|
1. Situasi di tempat interogasi
Pada tanggal 20 juli aku bersama temanku, J, diangkut tentara Israel
ke Beit El interrogation center. Aku dimasukkan dalam ruang kecil
berukuran 1 x 1.5 m. Dindingnya sangat kasar, tidak ada toilet, tidak
ada apa-apa kecuali tempat tidur dan selimut. Kamar ini tidak memiliki
jendela. Dalam kamar ada 1 lampu bohlam yang
dihidupkan atau dimatikan dari luar. Malam hari lampu ini dimatikan,
dan mereka menyetel music yang sangat aneh dengan sangat kuat hingga
tidak ada orang yang bisa tidur. Ketika music dimatikan yang terdengar
adalah suara-suara perempuan yang disiksa dan suara tentara Israel yang
tertawa-tawa.
M.R., 15 tahun
Hebron.
2. Pemaksaan bersalah
Pada tanggal 25 February 1998 aku ditangkap tentara Israel di
Hebron. Lalu aku dibawa ke Majnouna Detention Center. Di sini aku
disekap selama 8 hari. Kemudian aku dibawa ke Askelan Interogation
Center. Segera setelah sampai di tempat ini aku diinterogasi oleh dua
orang agen shabak*. Agen ini memintaku untuk menandatangani pernyataan
bahwa aku bersalah, mereka berjanji akan memberiku buah dan jus. Aku
menolak. Tapi karena disiksa dengan sangat menyakitkan aku terpaksa
menandatangani pernyataan aku telah melemparkan batu dan bom Molotov ke
tentara Israel. Segera setelah itu, aku dibawa ke penjara. Semua
tahanan disini ditahan setelah menandatangai pernyataan seperti yang
kubuat. Aku disiksa di penjara selama 1 bulan. Kemudian aku dilepaskan
setelah aku hampir hilang kesadaran.
M.E. 17 tahun
Hebron
3. Dokumen berbahasa Hebrew (Ibrani)
Aku ditangkap tentara Israel malam hari tanggal 24 maret 2003. Aku
dibawa ke Etzion detention center. Aku diinterogasi segera setelah aku
tiba. Aku sangat ketakutan. Aku mengikuti saja apa yang dikatakan oleh
interagator. Mereka memintaku untuk menandatangani sebuah dokumen
berbahasa Hebrew, bahasa yang tidak aku mengerti. Mereka mengatakan aku
akan segera dibebaskan setelah menandatangani dokumen tersebut. Akupun
menandatanganinya. Namun dengan dokumen ini dipengadilan aku diputuskan
bersalah karena melempar batu dan merusak telegraf milik tentara
Israel. Aku dijatuhi hukuman 3 tahun 9 bulan dan denda 425 dollar
Amerika.
B.N. 14 tahun
Bethlehem area
4. Disiksa di toilet
Aku dibawa tentara Israel kedalam sebuah ruangan. Aku didudukkan di
sebuah kursi. Borgolku lalu dilepas dan tanganku diikat di pegangan
kursi, demikian juga kakiku diikat di kaki kursi. Tetapi mataku masih
tetap ditutup. Aku dibiarkan selama 1.5 jam sebelum mereka datang dan
melepas tutup mataku. Aku melihat 6 pria berpakaian sipil. Mereka
menanyakan apakah aku ikut menyerang tentara Israel. Apakah aku
melempar mobil tentara Israel dengan batu. Aku mengatakan tidak. Lalu 3
orang langsung memukuli muka dan wajahku. Aku disiksa sekitar 5 jam.
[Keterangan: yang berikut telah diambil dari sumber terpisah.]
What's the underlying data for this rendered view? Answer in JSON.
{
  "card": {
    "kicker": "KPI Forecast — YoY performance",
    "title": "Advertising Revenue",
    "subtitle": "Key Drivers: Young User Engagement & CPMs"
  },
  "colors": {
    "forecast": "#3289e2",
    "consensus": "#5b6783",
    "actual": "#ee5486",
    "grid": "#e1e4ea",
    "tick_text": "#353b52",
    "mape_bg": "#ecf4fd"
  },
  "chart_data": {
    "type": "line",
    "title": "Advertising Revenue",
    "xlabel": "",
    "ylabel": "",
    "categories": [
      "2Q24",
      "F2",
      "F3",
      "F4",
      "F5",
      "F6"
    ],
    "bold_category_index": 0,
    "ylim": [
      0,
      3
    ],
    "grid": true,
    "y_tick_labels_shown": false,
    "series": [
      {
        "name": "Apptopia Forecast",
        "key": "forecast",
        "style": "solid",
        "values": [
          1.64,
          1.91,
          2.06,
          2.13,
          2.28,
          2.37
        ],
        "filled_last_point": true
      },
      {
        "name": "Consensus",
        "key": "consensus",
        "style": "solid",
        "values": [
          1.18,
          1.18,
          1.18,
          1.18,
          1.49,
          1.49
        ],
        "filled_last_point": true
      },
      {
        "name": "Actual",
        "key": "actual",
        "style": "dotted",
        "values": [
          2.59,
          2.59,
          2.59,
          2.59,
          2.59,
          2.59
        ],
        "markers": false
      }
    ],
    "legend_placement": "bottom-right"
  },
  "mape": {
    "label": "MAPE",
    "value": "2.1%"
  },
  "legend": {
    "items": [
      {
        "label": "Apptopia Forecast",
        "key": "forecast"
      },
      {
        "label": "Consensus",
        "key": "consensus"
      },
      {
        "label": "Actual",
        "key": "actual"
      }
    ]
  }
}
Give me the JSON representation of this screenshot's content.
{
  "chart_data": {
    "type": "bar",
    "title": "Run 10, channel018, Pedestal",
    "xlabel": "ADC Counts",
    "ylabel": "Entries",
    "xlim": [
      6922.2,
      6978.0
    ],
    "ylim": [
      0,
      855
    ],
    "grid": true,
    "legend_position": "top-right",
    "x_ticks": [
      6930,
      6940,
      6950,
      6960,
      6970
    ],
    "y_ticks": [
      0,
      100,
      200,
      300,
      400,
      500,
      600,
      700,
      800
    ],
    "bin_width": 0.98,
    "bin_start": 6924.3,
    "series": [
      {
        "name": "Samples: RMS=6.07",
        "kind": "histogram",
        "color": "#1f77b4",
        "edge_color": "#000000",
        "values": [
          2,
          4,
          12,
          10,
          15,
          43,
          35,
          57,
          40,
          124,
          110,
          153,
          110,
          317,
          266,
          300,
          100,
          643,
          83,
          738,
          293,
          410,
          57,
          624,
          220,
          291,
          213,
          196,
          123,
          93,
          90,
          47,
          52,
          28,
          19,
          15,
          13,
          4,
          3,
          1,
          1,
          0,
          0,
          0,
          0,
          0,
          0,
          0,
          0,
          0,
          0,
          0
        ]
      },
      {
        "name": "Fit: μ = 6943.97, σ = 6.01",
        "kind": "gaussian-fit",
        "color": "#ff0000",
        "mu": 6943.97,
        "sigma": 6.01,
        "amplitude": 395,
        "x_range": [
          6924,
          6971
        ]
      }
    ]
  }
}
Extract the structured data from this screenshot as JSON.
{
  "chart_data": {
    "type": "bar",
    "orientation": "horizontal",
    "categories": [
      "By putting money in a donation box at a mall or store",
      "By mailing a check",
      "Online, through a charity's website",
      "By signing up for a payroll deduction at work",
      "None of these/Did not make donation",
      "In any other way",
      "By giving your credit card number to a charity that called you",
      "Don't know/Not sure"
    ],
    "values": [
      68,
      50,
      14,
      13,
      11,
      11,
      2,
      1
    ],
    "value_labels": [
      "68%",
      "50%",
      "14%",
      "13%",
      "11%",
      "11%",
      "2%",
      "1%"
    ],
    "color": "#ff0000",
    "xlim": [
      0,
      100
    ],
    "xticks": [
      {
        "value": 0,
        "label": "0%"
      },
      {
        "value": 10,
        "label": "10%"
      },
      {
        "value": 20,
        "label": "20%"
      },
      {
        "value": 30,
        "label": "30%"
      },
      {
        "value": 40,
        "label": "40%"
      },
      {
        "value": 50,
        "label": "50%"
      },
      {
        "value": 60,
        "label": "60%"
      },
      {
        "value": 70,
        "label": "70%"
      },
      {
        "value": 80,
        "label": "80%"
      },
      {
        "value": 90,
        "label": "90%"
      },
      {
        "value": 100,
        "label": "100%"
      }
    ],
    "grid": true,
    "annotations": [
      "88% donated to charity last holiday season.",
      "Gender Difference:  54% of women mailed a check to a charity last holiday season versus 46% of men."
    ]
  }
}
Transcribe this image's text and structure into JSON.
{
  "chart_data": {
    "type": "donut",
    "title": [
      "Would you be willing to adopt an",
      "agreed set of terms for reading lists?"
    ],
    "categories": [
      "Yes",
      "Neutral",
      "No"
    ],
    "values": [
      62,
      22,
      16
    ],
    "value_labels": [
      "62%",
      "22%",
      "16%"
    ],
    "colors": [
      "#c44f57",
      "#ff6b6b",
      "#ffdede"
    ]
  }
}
Aku sangat capek dan kesakitan. Kemudian aku diseret ke kamar mandi,
lalu kepalaku dimasukkan kedalam toilet. Hingga aku tidak kuat lagi dan
aku mengatakan akan menyetujui apa yang mereka katakan. Lalu aku dibawa
ke ruang interogasi dan aku menandatangani pernyataan bahwa aku
melempar mobil tentara Israel dengan batu sebanyak 5 kali.